Saorsa
- First edition
- Language: Scottish Gaelic
- Genre: Short story
- Publisher: Ùr-sgeul
- Publication date: 2011
- Publication place: Scotland
- Media type: Print (paperback)
- Pages: 151 pp
- ISBN: 978-1900901819
- OCLC: 781996060

= Saorsa =

Saorsa is a collection of short stories in Scottish Gaelic edited by Joan NicDhòmhnaill and John Storey and published by Ùr-sgeul in 2011. While varied, the stories explore the shared themes of moral ambiguity, subversion and law breaking.

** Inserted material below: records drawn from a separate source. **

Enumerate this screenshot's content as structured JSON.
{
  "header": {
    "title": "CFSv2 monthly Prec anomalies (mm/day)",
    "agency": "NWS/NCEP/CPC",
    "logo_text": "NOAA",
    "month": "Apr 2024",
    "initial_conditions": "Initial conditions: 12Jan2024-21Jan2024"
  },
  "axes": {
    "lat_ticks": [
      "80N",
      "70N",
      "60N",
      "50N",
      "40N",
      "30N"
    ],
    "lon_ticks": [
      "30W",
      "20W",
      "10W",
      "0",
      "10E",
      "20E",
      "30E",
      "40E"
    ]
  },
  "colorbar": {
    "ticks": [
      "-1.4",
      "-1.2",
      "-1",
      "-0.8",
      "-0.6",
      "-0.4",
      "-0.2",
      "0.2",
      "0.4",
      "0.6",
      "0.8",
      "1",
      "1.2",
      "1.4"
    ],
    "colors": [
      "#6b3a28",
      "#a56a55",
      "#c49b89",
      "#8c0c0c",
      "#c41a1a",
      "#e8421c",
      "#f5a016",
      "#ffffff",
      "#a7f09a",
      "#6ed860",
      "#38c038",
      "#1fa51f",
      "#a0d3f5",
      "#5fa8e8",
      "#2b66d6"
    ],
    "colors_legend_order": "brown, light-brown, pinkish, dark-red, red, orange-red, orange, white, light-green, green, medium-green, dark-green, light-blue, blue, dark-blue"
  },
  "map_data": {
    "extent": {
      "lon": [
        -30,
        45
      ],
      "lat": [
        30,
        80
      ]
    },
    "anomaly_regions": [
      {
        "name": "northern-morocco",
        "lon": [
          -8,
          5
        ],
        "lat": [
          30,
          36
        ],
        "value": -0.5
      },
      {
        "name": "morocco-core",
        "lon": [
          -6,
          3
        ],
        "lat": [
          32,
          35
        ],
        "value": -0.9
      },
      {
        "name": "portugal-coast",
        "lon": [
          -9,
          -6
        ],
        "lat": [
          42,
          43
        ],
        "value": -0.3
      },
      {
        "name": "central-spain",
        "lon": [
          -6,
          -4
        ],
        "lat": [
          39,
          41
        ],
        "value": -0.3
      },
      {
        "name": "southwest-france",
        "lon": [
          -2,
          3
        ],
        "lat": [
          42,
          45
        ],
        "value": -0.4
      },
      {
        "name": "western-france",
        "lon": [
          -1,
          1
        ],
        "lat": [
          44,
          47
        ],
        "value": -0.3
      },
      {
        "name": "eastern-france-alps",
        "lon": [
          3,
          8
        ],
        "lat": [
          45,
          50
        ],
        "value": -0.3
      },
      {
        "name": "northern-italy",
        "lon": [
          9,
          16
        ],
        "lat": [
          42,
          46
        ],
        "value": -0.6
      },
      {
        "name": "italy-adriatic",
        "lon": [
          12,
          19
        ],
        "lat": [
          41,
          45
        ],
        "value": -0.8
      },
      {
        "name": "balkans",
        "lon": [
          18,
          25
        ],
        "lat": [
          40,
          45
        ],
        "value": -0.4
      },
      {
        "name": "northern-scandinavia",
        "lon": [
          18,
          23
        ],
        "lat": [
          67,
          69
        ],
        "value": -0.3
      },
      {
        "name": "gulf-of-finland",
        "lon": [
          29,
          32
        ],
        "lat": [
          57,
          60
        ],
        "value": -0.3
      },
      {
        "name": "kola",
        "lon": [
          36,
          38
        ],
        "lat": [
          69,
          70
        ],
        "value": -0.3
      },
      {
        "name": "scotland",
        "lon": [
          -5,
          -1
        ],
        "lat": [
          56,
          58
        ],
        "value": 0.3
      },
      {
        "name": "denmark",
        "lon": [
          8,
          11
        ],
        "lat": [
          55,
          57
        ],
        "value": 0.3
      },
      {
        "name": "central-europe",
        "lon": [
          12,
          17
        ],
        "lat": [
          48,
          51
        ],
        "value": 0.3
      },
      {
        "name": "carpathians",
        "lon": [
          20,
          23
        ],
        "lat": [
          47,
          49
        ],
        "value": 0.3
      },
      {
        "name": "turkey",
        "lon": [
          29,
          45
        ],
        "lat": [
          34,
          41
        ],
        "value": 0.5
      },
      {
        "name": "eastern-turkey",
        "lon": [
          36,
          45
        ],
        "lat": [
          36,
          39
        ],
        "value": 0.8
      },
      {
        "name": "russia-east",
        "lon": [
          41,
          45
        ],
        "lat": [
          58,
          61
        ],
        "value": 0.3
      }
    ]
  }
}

Crime, drugs, plastic surgery, poverty, abuse, neoliberalism, tourism, cultural identity, migration, murder, love, betrayal, politics, social and economic history are some of the topics explored in the collection.

== The stories ==

In all, Saorsa includes 13 new short stories from 13 writers:

- Luathas-teichidh by Tim Armstrong
- Dh'fhalbh sin, 's thàinig seo by Maureen NicLeòid
- Dorsan by Annie NicLeòid Hill
- An Fhianais by Màiri Anna NicDhòmhnaill
- An Comann by Seonaidh Adams
- Saorsa gun chrìch by Mìcheal Klevenhaus
- An Drochaid by Mona Claudia Wagner
- Sandra agus Ceit by Seònaid NicDhòmhnaill
- Playa de la Suerte by Gillebrìde Mac 'IlleMhaoil
- Iain MacAonghais by Neil McRae
- Euceartas Ait by Cairistìona Stone
- An Dotair Eile by Pàdraig MacAoidh
- Chanadh gun do chuir i às dha by Meg Bateman

== Reception ==
The collection was generally praised. Aonghas MacNeacail wrote in a review in the West Highland Free Press that the Saorsa was "a reason for hope and excitement", and Moray Watson wrote in his review in Northwords Now that the collection advanced the development of Gaelic prose in general.